In this study, we examined the regulation of exotoxin A (ETA) production by Pseudomonas aeruginosa during chronic lung infections of cystic fibrosis (CF) patients. We used a recently developed technique termed population transcript accumulation in hybridization studies with RNA extracted from sputa. With this technique, we demonstrated that the structural gene for ETA, toxA, as well as two genes encoding positive regulators of ETA synthesis, regA and regB, were expressed in the lungs of CF patients infected with P. aeruginosa. These genes were always expressed together, never alone or in pairs, suggesting coincident expression and a possible regulatory role for regA and regB in this environment. Fluctuations in the levels of the three gene products were observed among samples, consistent with a regulatory phenomenon. The level of regB RNA detected never exceeded that of regA, although the ratio of regA RNA to regB RNA detected did change between samples. These observations are in agreement with in vitro observations which have shown that regB is located 3' to regA in an operon which is expressed from two independently regulated promoters located upstream of regA. The presence of high levels of toxA, regA, and regB RNAs in some sputum samples prompted us to look for hyperproducing-toxin strains in the sputa of CF patients. In vitro, one such strain, 4384, had a transcript accumulation pattern for toxA, regA, and regB similar to that of a laboratory hyperproducer of ETA, strain PA103. These observations suggest that regA and regB are involved in the regulation of ETA production in strains of P. aeruginosa infecting the lungs of CF patients and that some of these strains may regulate ETA production in a manner similar to that of the hyperproducing-ETA strain PA103.

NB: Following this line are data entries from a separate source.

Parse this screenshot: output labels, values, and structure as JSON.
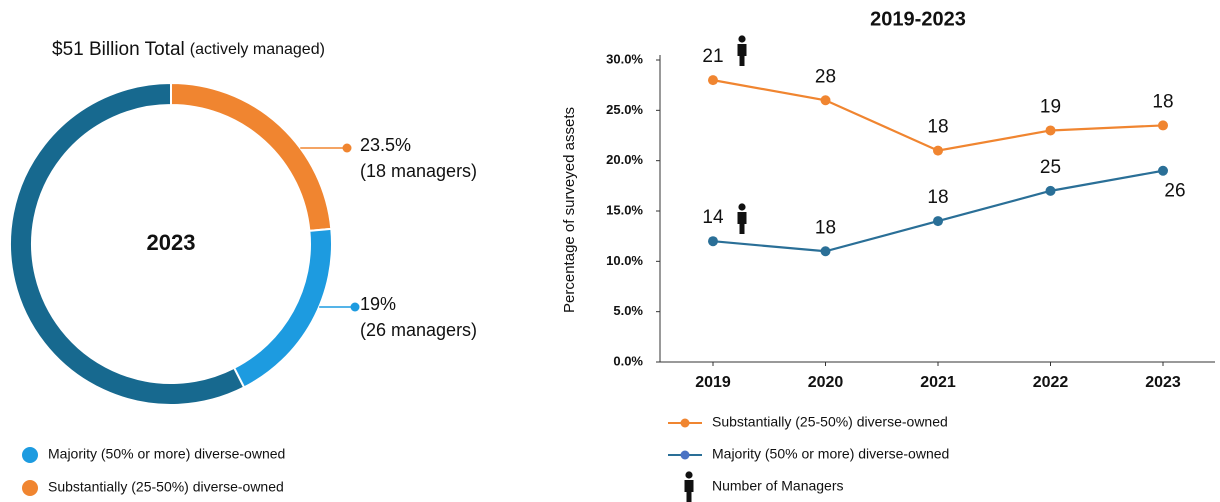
{
  "chart_data": [
    {
      "type": "donut",
      "title": "$51 Billion Total",
      "subtitle": "(actively managed)",
      "center_label": "2023",
      "categories": [
        "Substantially (25-50%) diverse-owned",
        "Majority (50% or more) diverse-owned",
        null
      ],
      "values": [
        23.5,
        19,
        57.5
      ],
      "value_labels": [
        "23.5%",
        "19%",
        null
      ],
      "sublabels": [
        "(18 managers)",
        "(26 managers)",
        null
      ],
      "colors": [
        "#f08530",
        "#1d9be0",
        "#17698f"
      ]
    },
    {
      "type": "line",
      "title": "2019-2023",
      "ylabel": "Percentage of surveyed assets",
      "categories": [
        "2019",
        "2020",
        "2021",
        "2022",
        "2023"
      ],
      "ylim": [
        0,
        30
      ],
      "yticks": [
        {
          "value": 0,
          "label": "0.0%"
        },
        {
          "value": 5,
          "label": "5.0%"
        },
        {
          "value": 10,
          "label": "10.0%"
        },
        {
          "value": 15,
          "label": "15.0%"
        },
        {
          "value": 20,
          "label": "20.0%"
        },
        {
          "value": 25,
          "label": "25.0%"
        },
        {
          "value": 30,
          "label": "30.0%"
        }
      ],
      "series": [
        {
          "name": "Substantially (25-50%) diverse-owned",
          "color": "#f08530",
          "values": [
            28,
            26,
            21,
            23,
            23.5
          ],
          "managers": [
            21,
            28,
            18,
            19,
            18
          ]
        },
        {
          "name": "Majority (50% or more) diverse-owned",
          "color": "#2a6f97",
          "values": [
            12,
            11,
            14,
            17,
            19
          ],
          "managers": [
            14,
            18,
            18,
            25,
            26
          ]
        }
      ],
      "manager_legend": "Number of Managers"
    }
  ]
}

Population transcript accumulation of Pseudomonas aeruginosa exotoxin A and elastase in sputa from patients with cystic fibrosis.

The in vivo regulation of Pseudomonas aeruginosa virulence factors during the chronic lung infections associated with cystic fibrosis is poorly understood. We have developed an approach for the analysis of transcript accumulation of individual virulence factors from the P. aeruginosa populations found in the sputa of patients with cystic fibrosis. This method has been named population transcript accumulation, since we examine the transcript accumulation patterns in RNA extracted from the total bacterial population found in the sputum samples. DNA probes specific for P. aeruginosa elastase (lasB) and exotoxin A (toxA) were used to examine the population transcript accumulation of 21 sputum samples taken from 10 patients. We detected three patterns of population transcript accumulation: lasB and toxA, lasB alone, and neither lasB nor toxA. We also measured the relative levels of elastase and exotoxin A transcript accumulation in 19 of these samples. In the six samples containing both toxA and lasB transcripts, we found that the levels of lasB transcripts were consistently higher than those of toxA. Differences in the stability of the two mRNA species could not completely account for the higher level of lasB population transcript accumulation, since we showed that the mRNA half-life of lasB (11 min) was similar to that of toxA (10 min). Finally, we showed that elastase transcripts could be detected in some samples which contained only mucoid isolates. This finding suggests that both mucoid and nonmucoid populations may be transcribing lasB in the lungs of patients with cystic fibrosis.